On Wed, May 7, 2008 at 9:22 AM, Mark Mandel <thnidu at gmail.com> wrote:
> ---------------------- Information from the mail header -----------------------
>  Sender:       American Dialect Society <ADS-L at LISTSERV.UGA.EDU>
>  Poster:       Mark Mandel <thnidu at GMAIL.COM>
>  Subject:      Re: I say Myanmar, you say Burma
>  -------------------------------------------------------------------------------
>
>  On Tue, May 6, 2008 at 6:01 PM, Wilson Gray <hwgray at gmail.com> wrote:
>  > If they didn't have such a tin ear, they would have renamed the place
>  >  "Ukrainia," given fact that, in Ukrainian, there's no way to
>  >  distinguish between "Ukraine" and "The Ukraine." The "distinction" is
>  >  peculiar to English (and to various other articulated languages, of
>  >  course).
>
>  ISTR the argument that the origin of the word was a common noun that
>  meant something like "borderland", which is how the article got into
>  the English name.
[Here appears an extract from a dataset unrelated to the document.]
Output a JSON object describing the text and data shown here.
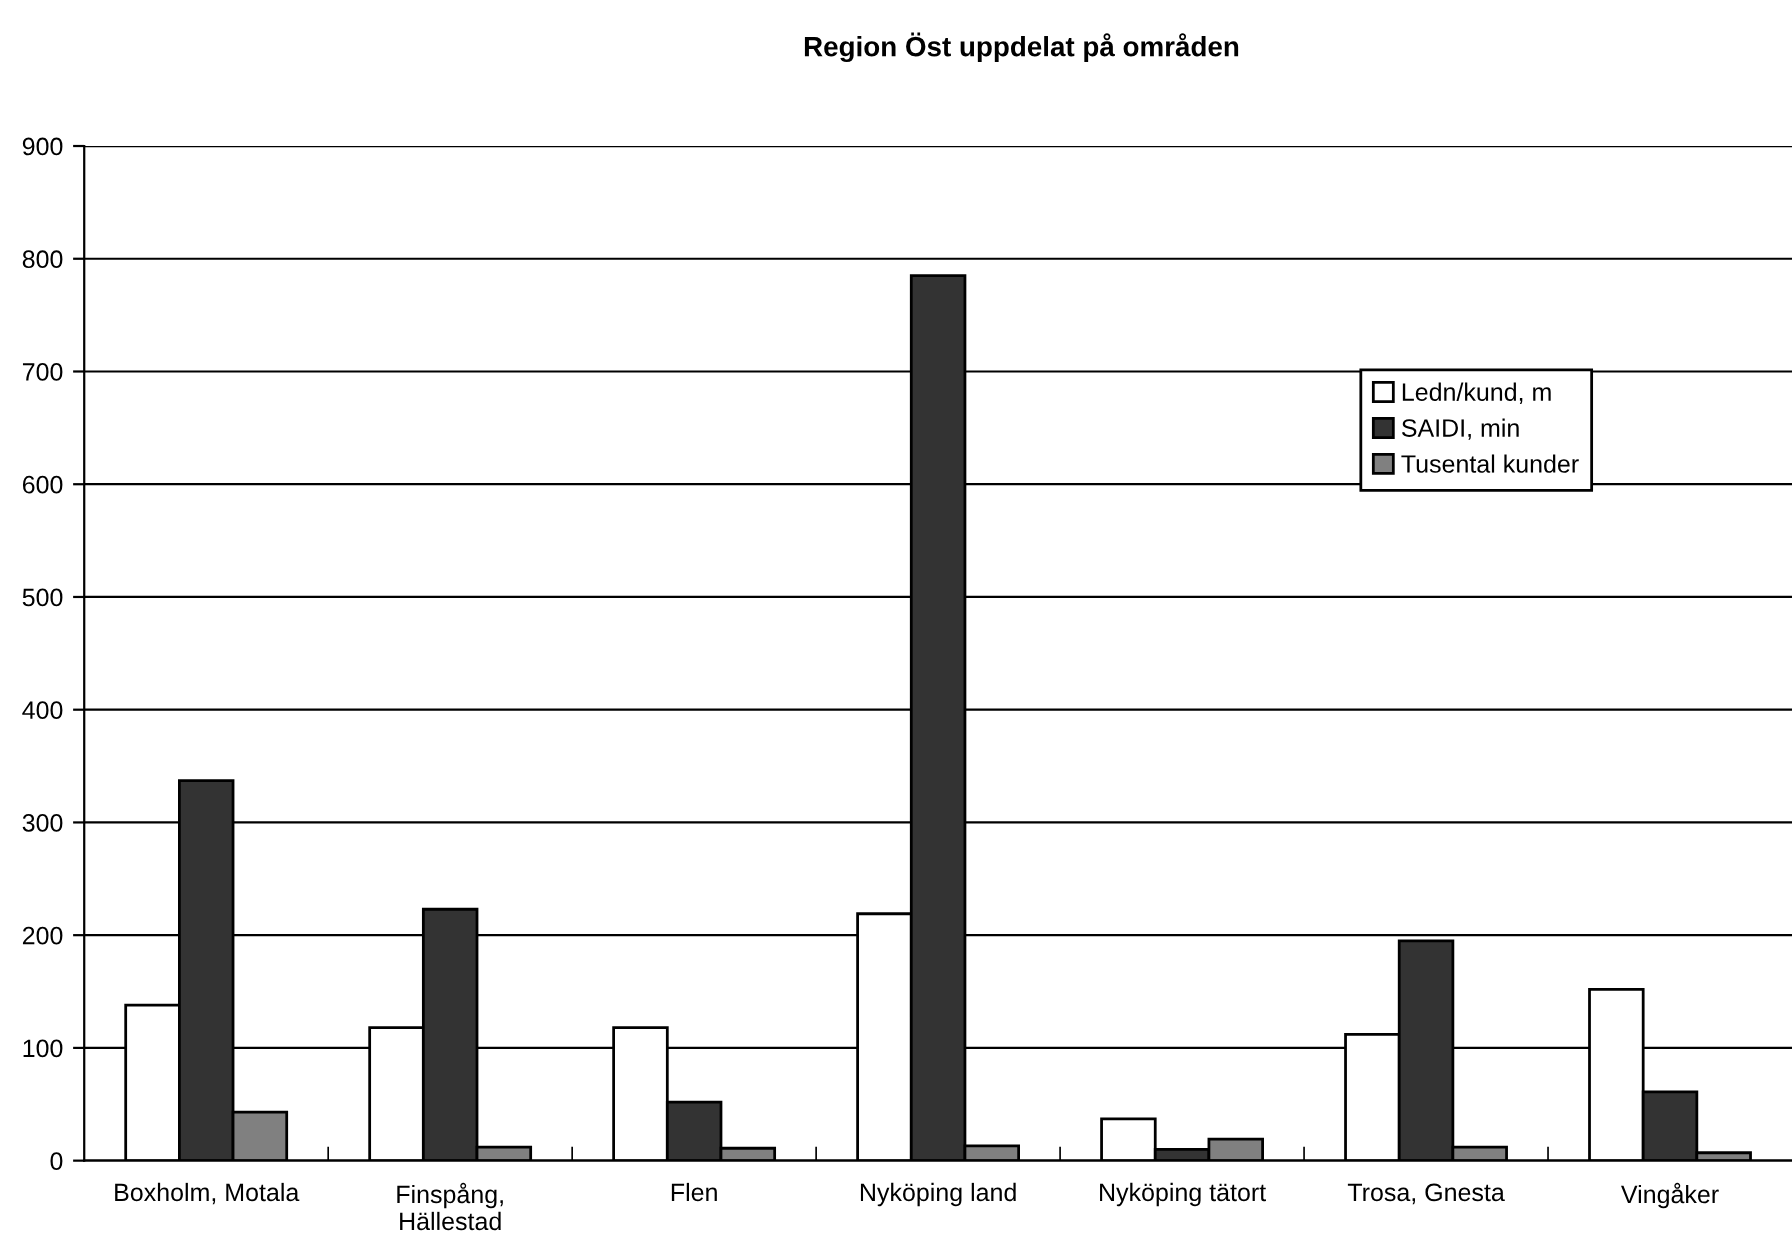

The Ukrainian government reasoned that their country
>  was not a borderland, especially now that it was independent again.
>
>  --
>  Mark Mandel
>
>  ------------------------------------------------------------
>  The American Dialect Society - http://www.americandialect.org
>



--
All say, "How hard it is that we have to die"---a strange complaint to
come from the mouths of people who have had to live.